I was twice fired. Will I be tagged a troublemaker? Why does my secretary resent picking up my laundry and balancing my checkbook? My boss throws temper tantrums. What do I do? Well, you could ask Andy. In a column published each Wednesday in the San Jose Mercury News, Andrew Grove, president of Intel, a semiconductor manufacturer, answers questions about the woes of the workplace. Since last October, Grove has been dealing with two letters a week in the column "High Output Management," which has been modeled after "Dear Abby."
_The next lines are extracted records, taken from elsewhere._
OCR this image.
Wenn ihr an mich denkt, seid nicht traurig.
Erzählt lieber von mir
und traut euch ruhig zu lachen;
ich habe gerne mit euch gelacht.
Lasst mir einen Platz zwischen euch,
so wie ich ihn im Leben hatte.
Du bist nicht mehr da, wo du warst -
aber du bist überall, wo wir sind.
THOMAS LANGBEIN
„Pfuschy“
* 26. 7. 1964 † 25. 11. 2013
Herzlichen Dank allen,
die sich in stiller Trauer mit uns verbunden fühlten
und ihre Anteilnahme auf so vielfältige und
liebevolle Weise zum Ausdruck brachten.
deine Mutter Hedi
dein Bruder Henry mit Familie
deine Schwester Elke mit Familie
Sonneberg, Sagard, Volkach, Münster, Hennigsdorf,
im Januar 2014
Grove, 48, the son of a Hungarian dairyman, came to the U.S. in 1957. After working in research and development at Fairchild Camera & Instrument, he joined Intel (1984 sales: $1.6 billion) in 1968 shortly after it had been founded by two Fairchild alumni. He was named president in 1979. Despite his business success, Grove was always attracted to publishing. He has written a book on management and a textbook on semiconductors. His articles have also appeared in FORTUNE, the Wall Street Journal and the New York Times. Last summer at a party during the Democratic Convention, Grove revealed to Mercury News editors his yen to write a regular column. He reports that the editors picked up the offer before they could down another drink. Perhaps price was a reason for the haste. Grove is paid $50 a week.

While his readers are likely to include company presidents and venture capitalists, many of Grove's correspondents are young women in low-level management positions. "These are people who put paper in typewriter because they have a problem. You can almost hear their plaintiveness," he says. The most common gripe, not surprisingly, concerns bosses: "The supervisor is too dictatorial. He hassles you too much. He doesn't give enough credit. He doesn't know how to motivate." Some letters involve problems that women face in handling new executive jobs. Others ask how to deal with a subordinate who wants your job.

But not all plights are predictable. One senior manager wrote Grove of a recent invitation to a party at the home of one of the firm's managers. "While I was there, I noticed a group gathered outside on the patio. I guess I'm naive, but I decided to join the crowd. Well, they were smoking grass, and they had other drugs available." The reader declined to participate, but feared that "I may be too conservative." Grove firmly approved of his correspondent's actions.

Grove acknowledges his own limitations, as any credible advice columnist must do from time to time. A recent exchange went this way: "I am young, female and blond. Almost every time I deal with a male client, I'm 'hit on.' I want to be nice, but I'm finding it harder and harder to be nice to someone who talks to my breasts instead of my face." Grove's response: "Not being young, female or blond, I find myself unqualified to give you suggestions. Businesswomen, please write and tell me how you have been coping with this problem." "Dear Abby" could not have put it better.